Medicaid would be expanded, and though employers wouldn't be required to cover their workers, they'd have to pay a penalty for each employee who sought insurance with government subsidies. The bill is paid for by cuts to Medicare providers and new taxes on insurance companies and others. 

Unlike the other health care bills in Congress, Baucus' would not allow the government to sell insurance in competition with private companies, a divisive element sought by liberals. 

Last-minute changes made subsidies more generous and softened the penalties for those who don't comply with a proposed new mandate for everyone to buy insurance. The latter change drew the ire of the health insurance industry, which said that without a strong and enforceable requirement not enough people would get insured, and premiums would jump for everyone else.
America's Health Insurance Plans commissioned a study to prove just that, alleging the bill would add thousands of dollars to a typical policy.
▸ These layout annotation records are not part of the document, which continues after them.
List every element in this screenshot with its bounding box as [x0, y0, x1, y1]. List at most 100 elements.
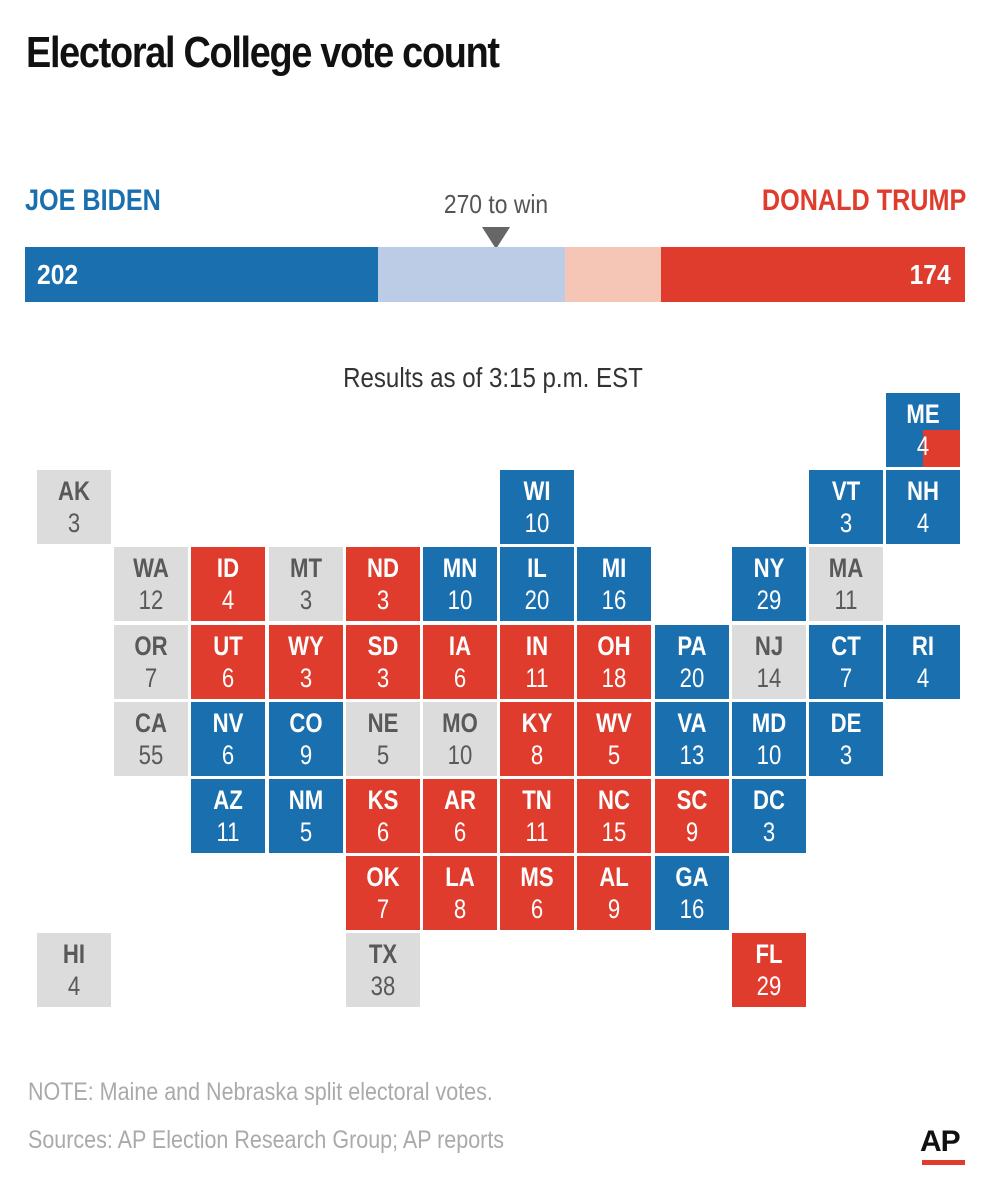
state-abbr: ND — [366, 553, 399, 584]
state-abbr: OK — [366, 862, 400, 893]
state-tile-ar: AR 6 — [423, 779, 497, 853]
state-electoral-votes: 3 — [299, 662, 312, 693]
state-tile-ca: CA 55 — [114, 701, 189, 776]
state-tile-in: IN 11 — [500, 624, 575, 699]
state-abbr: OR — [134, 630, 168, 661]
state-tile-nh: NH 4 — [886, 470, 961, 545]
state-abbr: SD — [367, 630, 399, 661]
win-threshold-marker — [482, 227, 510, 249]
state-electoral-votes: 11 — [834, 585, 858, 616]
state-electoral-votes: 7 — [839, 662, 853, 693]
state-tile-ks: KS 6 — [345, 779, 420, 853]
state-electoral-votes: 8 — [531, 739, 544, 770]
state-tile-id: ID 4 — [191, 547, 266, 622]
state-tile-nj: NJ 14 — [731, 624, 806, 699]
state-abbr: MO — [442, 707, 478, 738]
state-tile-me: ME 4 — [886, 393, 961, 467]
state-electoral-votes: 10 — [756, 739, 782, 770]
state-abbr: HI — [62, 939, 86, 970]
state-electoral-votes: 5 — [299, 817, 312, 847]
state-abbr: NC — [598, 785, 631, 815]
state-electoral-votes: 4 — [917, 431, 930, 461]
state-electoral-votes: 3 — [839, 739, 853, 770]
biden-vote-total: 202 — [37, 259, 79, 290]
state-abbr: AK — [58, 476, 90, 507]
state-abbr: CA — [135, 707, 168, 738]
state-electoral-votes: 3 — [299, 585, 312, 616]
state-abbr: MS — [520, 862, 554, 893]
state-abbr: NY — [753, 553, 785, 584]
state-tile-mi: MI 16 — [577, 547, 652, 622]
state-tile-az: AZ 11 — [191, 779, 266, 853]
state-abbr: IN — [526, 630, 549, 661]
state-tile-ny: NY 29 — [731, 547, 806, 622]
bar-segment-trump-lean — [564, 247, 661, 302]
state-tile-ne: NE 5 — [345, 701, 420, 776]
state-electoral-votes: 7 — [145, 662, 158, 693]
state-abbr: NV — [213, 707, 244, 738]
state-abbr: RI — [912, 630, 935, 661]
state-tile-tn: TN 11 — [500, 779, 575, 853]
state-electoral-votes: 6 — [453, 662, 467, 693]
biden-label: JOE BIDEN — [25, 184, 161, 217]
state-electoral-votes: 15 — [602, 817, 627, 847]
state-electoral-votes: 29 — [756, 971, 782, 1002]
state-electoral-votes: 6 — [531, 894, 544, 925]
vote-bar: 202 174 — [25, 247, 965, 302]
state-electoral-votes: 13 — [679, 739, 704, 770]
trump-vote-total: 174 — [909, 259, 951, 290]
state-electoral-votes: 11 — [525, 817, 549, 847]
state-abbr: MI — [602, 553, 627, 584]
state-electoral-votes: 3 — [839, 508, 853, 539]
state-electoral-votes: 20 — [679, 662, 704, 693]
state-tile-mo: MO 10 — [423, 701, 497, 776]
state-tile-la: LA 8 — [423, 856, 497, 931]
state-tile-ak: AK 3 — [37, 470, 111, 545]
state-abbr: AR — [444, 785, 476, 815]
state-electoral-votes: 8 — [453, 894, 467, 925]
state-abbr: NJ — [754, 630, 783, 661]
state-abbr: SC — [676, 785, 707, 815]
state-abbr: MT — [289, 553, 322, 584]
state-electoral-votes: 9 — [685, 817, 698, 847]
state-abbr: WY — [287, 630, 324, 661]
state-abbr: MA — [828, 553, 864, 584]
state-abbr: MN — [442, 553, 478, 584]
state-abbr: IA — [448, 630, 472, 661]
state-electoral-votes: 4 — [917, 508, 930, 539]
state-electoral-votes: 5 — [608, 739, 621, 770]
state-tile-ky: KY 8 — [500, 701, 575, 776]
state-tile-fl: FL 29 — [731, 933, 806, 1008]
state-electoral-votes: 10 — [447, 739, 473, 770]
state-tile-nd: ND 3 — [345, 547, 420, 622]
state-tile-wy: WY 3 — [268, 624, 343, 699]
state-abbr: NE — [367, 707, 399, 738]
state-abbr: TX — [368, 939, 397, 970]
state-tile-dc: DC 3 — [731, 779, 806, 853]
state-abbr: VT — [831, 476, 861, 507]
bar-segment-biden — [25, 247, 378, 302]
state-tile-co: CO 9 — [268, 701, 343, 776]
state-tile-sd: SD 3 — [345, 624, 420, 699]
state-electoral-votes: 12 — [138, 585, 164, 616]
state-tile-vt: VT 3 — [809, 470, 883, 545]
state-abbr: DE — [830, 707, 862, 738]
state-electoral-votes: 10 — [524, 508, 550, 539]
state-tile-de: DE 3 — [809, 701, 883, 776]
state-electoral-votes: 11 — [216, 817, 240, 847]
state-abbr: GA — [674, 862, 709, 893]
bar-segment-biden-lean — [377, 247, 565, 302]
state-abbr: AL — [599, 862, 630, 893]
state-electoral-votes: 3 — [376, 585, 389, 616]
state-electoral-votes: 6 — [376, 817, 389, 847]
state-abbr: AZ — [213, 785, 244, 815]
state-abbr: WA — [133, 553, 170, 584]
state-electoral-votes: 16 — [679, 894, 704, 925]
state-tile-ms: MS 6 — [500, 856, 575, 931]
state-abbr: KS — [367, 785, 399, 815]
state-tile-al: AL 9 — [577, 856, 652, 931]
state-electoral-votes: 7 — [376, 894, 389, 925]
state-abbr: VA — [677, 707, 707, 738]
state-tile-mn: MN 10 — [423, 547, 497, 622]
state-abbr: PA — [677, 630, 707, 661]
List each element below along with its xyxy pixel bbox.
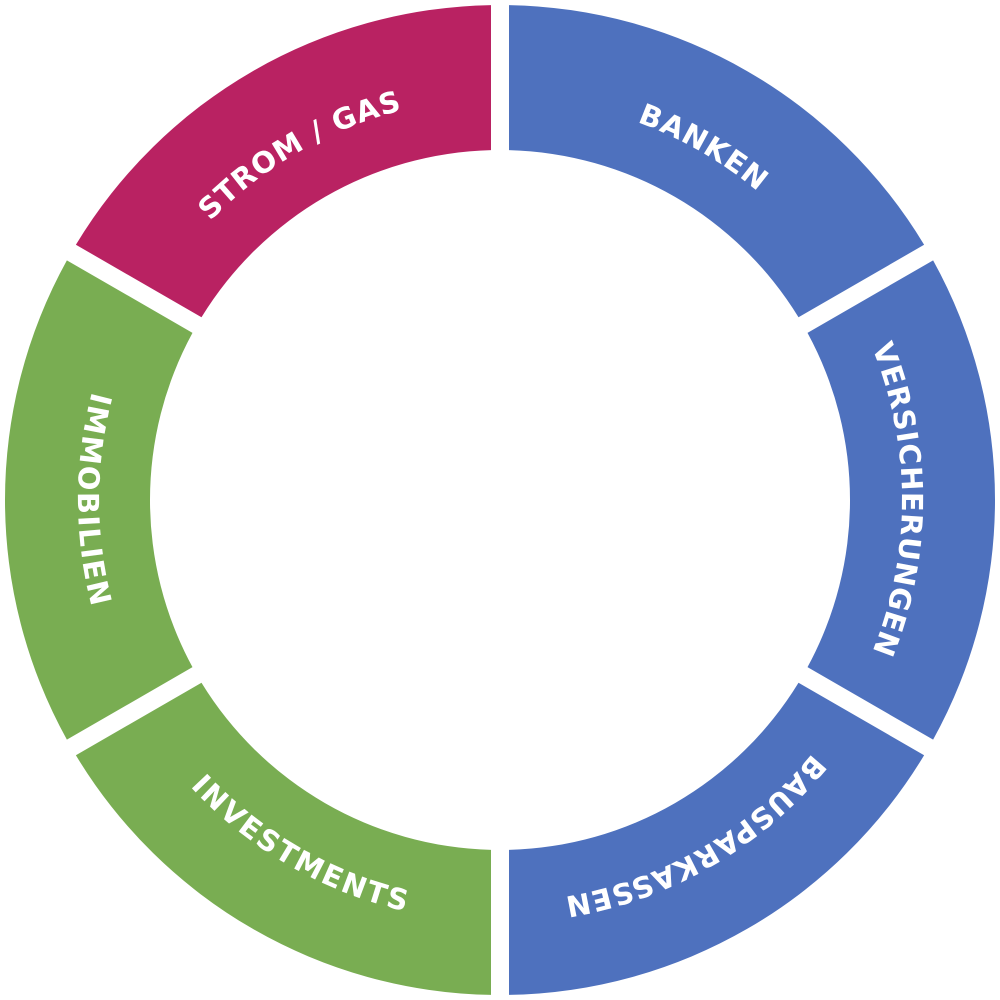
segment-versicherungen bbox=[807, 260, 996, 740]
segment-bausparkassen bbox=[509, 682, 925, 995]
ring-segments bbox=[4, 5, 996, 995]
segment-strom-gas bbox=[75, 5, 491, 318]
segment-investments bbox=[75, 682, 491, 995]
segment-immobilien bbox=[4, 260, 193, 740]
segment-banken bbox=[509, 5, 925, 318]
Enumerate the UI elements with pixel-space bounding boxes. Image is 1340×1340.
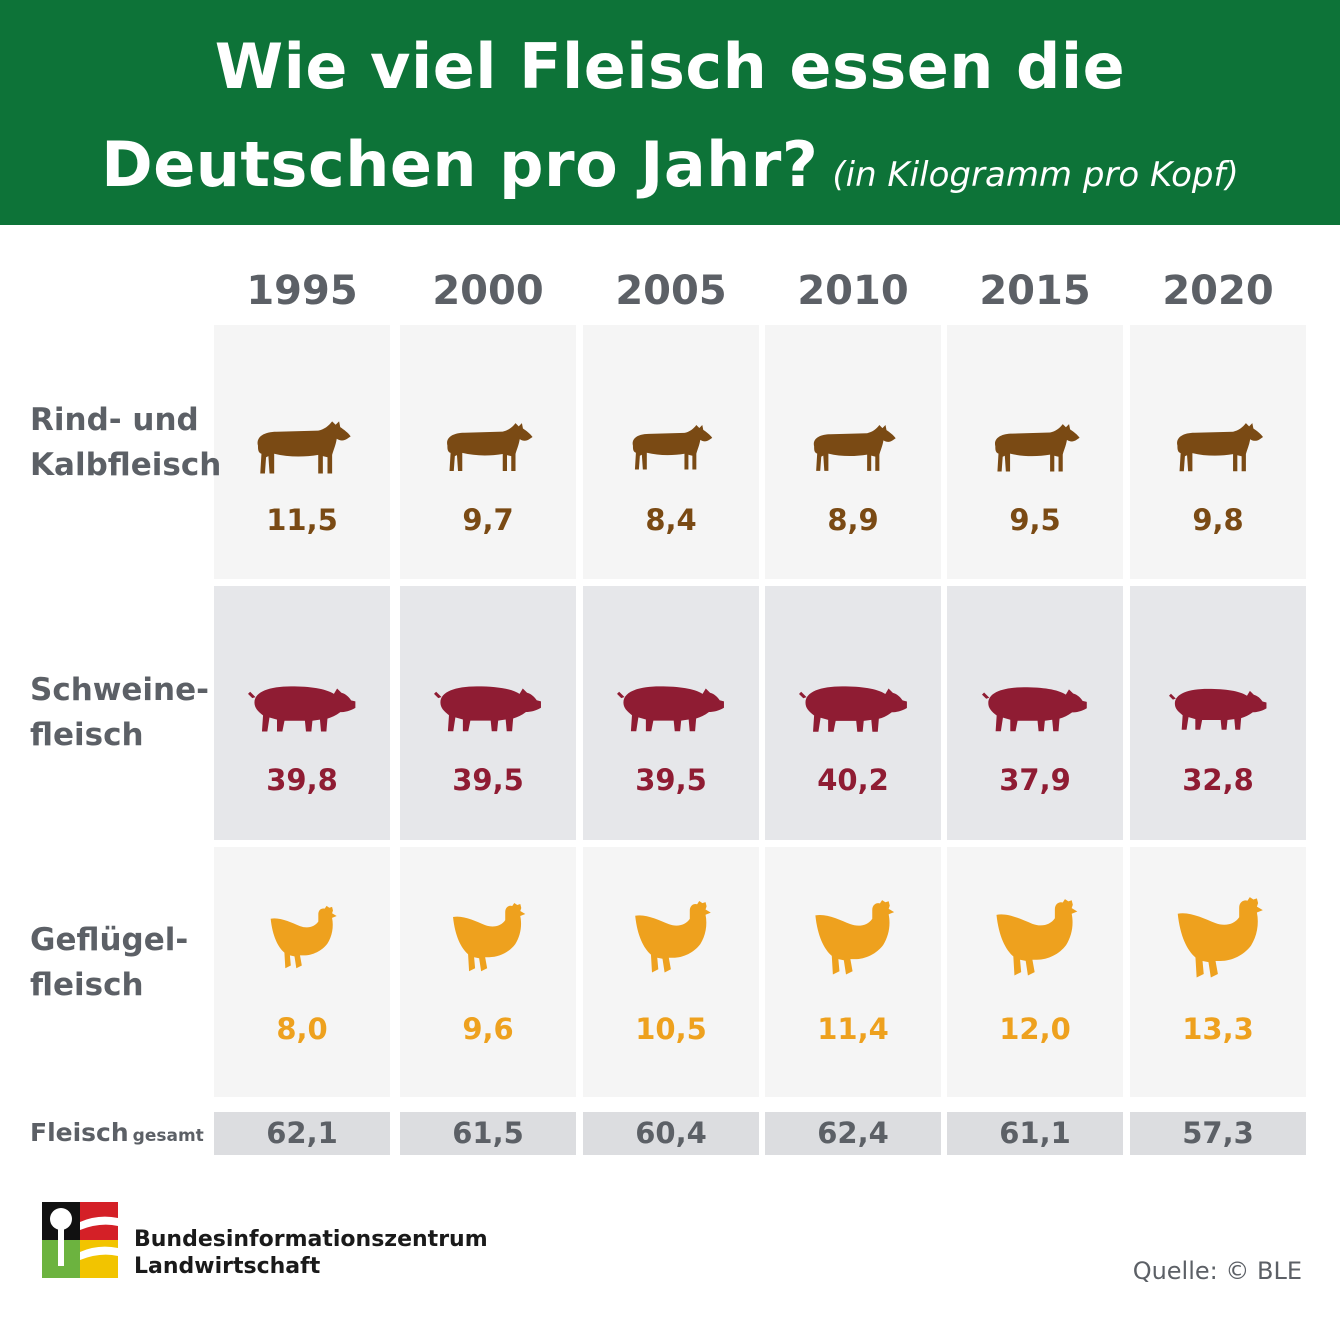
cell-chicken-2010 [765,847,941,1097]
cell-chicken-2000 [400,847,576,1097]
total-value-label: 61,5 [452,1116,524,1150]
row-label-rind-line1: Rind- und [30,402,199,438]
value-label: 13,3 [1182,1012,1254,1046]
value-label: 37,9 [999,763,1071,797]
year-header-2005: 2005 [615,268,727,314]
cell-chicken-2015 [947,847,1123,1097]
pig-icon [798,686,907,732]
total-value-label: 61,1 [999,1116,1071,1150]
row-label-gefluegel-line2: fleisch [30,967,144,1003]
value-label: 39,8 [266,763,338,797]
cell-total-2020 [1130,1112,1306,1155]
row-label-schwein: Schweine- fleisch [30,668,209,758]
pig-icon [616,686,724,732]
total-value-label: 62,1 [266,1116,338,1150]
chicken-icon [453,902,526,972]
chicken-icon [996,898,1078,976]
value-label: 9,5 [1009,503,1061,537]
total-label-sub: gesamt [132,1126,204,1146]
cell-total-2005 [583,1112,759,1155]
row-label-gefluegel: Geflügel- fleisch [30,918,188,1008]
chart-title-line2: Deutschen pro Jahr? [101,128,819,201]
year-header-2000: 2000 [432,268,544,314]
row-label-schwein-line2: fleisch [30,717,144,753]
total-value-label: 57,3 [1182,1116,1254,1150]
pig-icon [247,686,356,732]
row-label-total: Fleisch gesamt [30,1118,204,1147]
row-label-rind-line2: Kalbfleisch [30,447,222,483]
total-label-main: Fleisch [30,1118,129,1147]
cow-icon [813,424,896,471]
chart-title-line1: Wie viel Fleisch essen die [214,30,1126,103]
cell-total-2015 [947,1112,1123,1155]
cell-total-1995 [214,1112,390,1155]
row-label-schwein-line1: Schweine- [30,672,210,708]
value-label: 40,2 [817,763,889,797]
cow-icon [257,421,351,474]
cell-total-2010 [765,1112,941,1155]
pig-icon [1168,688,1267,730]
value-label: 39,5 [452,763,524,797]
value-label: 8,4 [645,503,697,537]
chicken-icon [1177,896,1263,978]
cow-icon [447,423,533,472]
value-label: 39,5 [635,763,707,797]
org-name: Bundesinformationszentrum Landwirtschaft [134,1226,488,1280]
value-label: 11,5 [266,503,338,537]
total-value-label: 62,4 [817,1116,889,1150]
year-header-2020: 2020 [1162,268,1274,314]
value-label: 9,6 [462,1012,514,1046]
cow-icon [994,423,1080,472]
value-label: 12,0 [999,1012,1071,1046]
value-label: 8,0 [276,1012,328,1046]
value-label: 11,4 [817,1012,889,1046]
cow-icon [633,425,713,470]
cell-chicken-1995 [214,847,390,1097]
year-header-1995: 1995 [246,268,358,314]
row-label-gefluegel-line1: Geflügel- [30,922,189,958]
value-label: 9,8 [1192,503,1244,537]
pig-icon [982,687,1087,732]
value-label: 32,8 [1182,763,1254,797]
year-header-2015: 2015 [979,268,1091,314]
source-note: Quelle: © BLE [1132,1257,1302,1285]
cell-chicken-2005 [583,847,759,1097]
chicken-icon [815,899,895,975]
chicken-icon [634,901,711,973]
chart-title-line2-wrap: Deutschen pro Jahr? (in Kilogramm pro Kop… [0,128,1340,201]
value-label: 9,7 [462,503,514,537]
year-header-2010: 2010 [797,268,909,314]
org-name-line2: Landwirtschaft [134,1254,321,1279]
cell-chicken-2020 [1130,847,1306,1097]
cow-icon [1176,423,1263,472]
unit-note: (in Kilogramm pro Kopf) [832,155,1239,195]
total-value-label: 60,4 [635,1116,707,1150]
value-label: 10,5 [635,1012,707,1046]
cell-total-2000 [400,1112,576,1155]
value-label: 8,9 [827,503,879,537]
org-name-line1: Bundesinformationszentrum [134,1227,488,1252]
chicken-icon [270,905,337,969]
ble-logo-icon [42,1202,118,1278]
header-banner: Wie viel Fleisch essen die Deutschen pro… [0,0,1340,225]
pig-icon [433,686,541,732]
row-label-rind: Rind- und Kalbfleisch [30,398,221,488]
It was timed just ahead of the vote on Baucus' bill but the industry was already looking ahead to negotiations on a final package to bring to the Senate floor. 

Once the Finance Committee has acted, the dealmaking can begin in earnest with Reid, D-Nev., working with White House staff, Baucus and others to blend the Finance bill with a more liberal version passed by the Health, Education, Labor and Pensions Committee. 

A major question mark is whether Reid will include some version of a so-called public plan in the merged bill. Across the Capitol, House Democratic leaders are working to finalize their bill, which does contain a public plan, and floor action is expected in both chambers in coming weeks. 

If passed, the legislation would then go to a conference committee to reconcile differences. 

Fox News' Trish Turner and The Associated Press contributed to this report.